With that one word, another door slammed shut on Glenn Albertson, in his life and in his heart. He was fifty years old, he had been married to three women for a total of twenty-four years, and what did he have to show for it? All his life, he had wanted nothing more than love, nothing more than a family. I’m not going to do it anymore, he told himself. He was done.

There are a million ways for a man to get knocked down. Not down for the count, but knocked down hard enough that when he gets back up, he isn’t the man he was before. Maybe he’s better. Maybe he’s worse. Maybe he’s worse for a while, then he gets better, and he ends up better than he ever would have been. Or maybe he gets up staggering, wounded beyond repair.

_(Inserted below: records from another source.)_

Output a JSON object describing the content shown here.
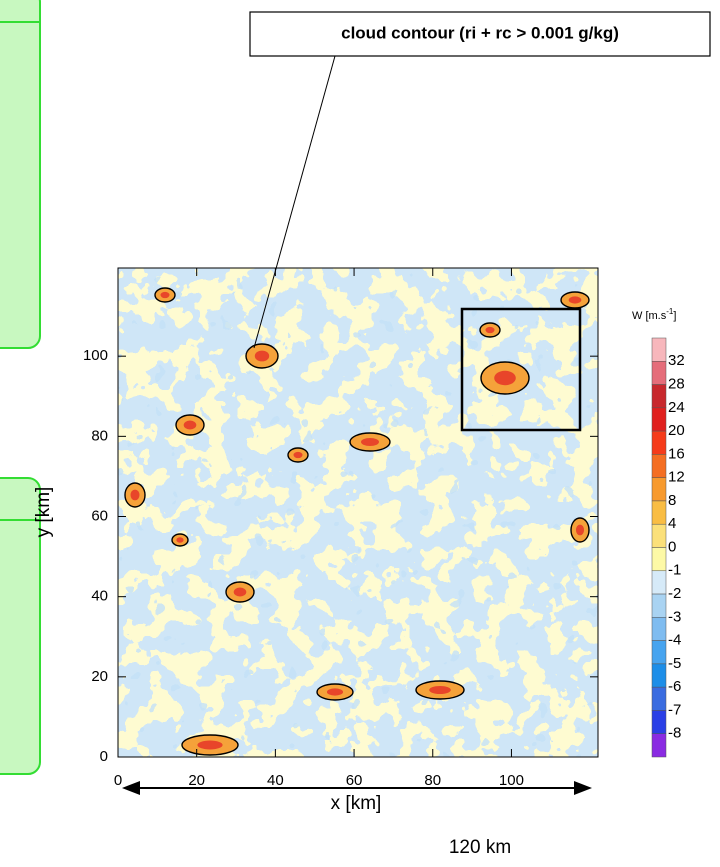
{
  "chart_data": {
    "type": "field",
    "annotation": "cloud contour (ri + rc > 0.001 g/kg)",
    "x_label": "x [km]",
    "y_label": "y [km]",
    "xlim": [
      0,
      122
    ],
    "ylim": [
      0,
      122
    ],
    "xticks": [
      0,
      20,
      40,
      60,
      80,
      100
    ],
    "yticks": [
      0,
      20,
      40,
      60,
      80,
      100
    ],
    "domain_label": "120 km",
    "colorbar": {
      "units": {
        "base": "W [m.s",
        "sup": "-1",
        "end": "]"
      },
      "levels": [
        32,
        28,
        24,
        20,
        16,
        12,
        8,
        4,
        0,
        -1,
        -2,
        -3,
        -4,
        -5,
        -6,
        -7,
        -8
      ],
      "colors": [
        "#f7b7bc",
        "#e56d7a",
        "#c8282d",
        "#e0201e",
        "#f53b1a",
        "#f46e22",
        "#f79a2e",
        "#f9bd44",
        "#fbe07a",
        "#fdf9a6",
        "#d6eaf8",
        "#a9d3f2",
        "#7fbcf0",
        "#47a4ef",
        "#1d8ee8",
        "#3a6ce0",
        "#2a3fe6",
        "#8a2be2"
      ]
    }
  }
}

After all, if there are a million ways to get knocked down, there are at least a thousand ways to get back up.

You think about things like that in northwest Iowa, a region that’s been knocked down more than a few times over the years. In my lifetime, the biggest blow was to the family farm. My father was a proud descendant of a line of farmers, but in the 1950s the advent of enormous threshers and reapers changed both the nature and finances of farming. Unable to afford the big machines, our production held steady against falling prices, undercutting our family’s foundation. Eventually, my father was forced to sell out to a neighbor, who cut down our trees, knocked down our house, and plowed under our land.

In Sioux City, the same forces—the consolidation and industrialization of farming and ranching—caused changes almost as drastic. When the Missouri River was the primary artery of the Upper Midwest, the town was a major transportation hub, a rough-and-tumble crossroads where cowboys and boat captains met whiskey and women. The stockyards were some of the busiest in the world, and even in a town of 120,000 people, the cows often outnumbered the citizens ten to one. The slaughter-boss mansions on Rose Hill were built of solid granite, but so were the churches. Even Central High School, built of Sioux Falls granite in 1893, was a castle, complete with towers and turrets.

But after World War II, the Missouri River began to lose its pull. Highways replaced railroads and steamboats, decentralizing agricultural production and driving ranchers and farmers closer to their home fields. The town flooded repeatedly, until a major project was finally undertaken to change the flow of the tributaries meeting the Missouri. The slaughter business declined, along with the factories that supported it and, eventually, the population. Sioux City shrank from 120,000 people to 100,000, then down to 90,000. The airport closed a gate, dropping to a few flights a day. In time, the downtown would be revitalized and Lower Fourth Street turned into a high-end shopping and entertainment district, with even the former El Forastero motorcycle clubhouse converted to pricey condominiums. But outside downtown, the ice still cracked the steep roads, no matter how often they were repaved, and the Arctic wind tore through the storefronts on Pierce Street. Most of the Rose Hill mansions were cut up into apartments. Sioux Tools closed down. The bakery on the corner across from Glenn’s parents’ house became a late-night convenience store, its lights blaring out over the shoddy gas pumps until 3:00 A.M. Glenn’s father, a hard-drinking, hard-laughing, hardworking man of old Sioux City, developed an inoperable tumor on his liver.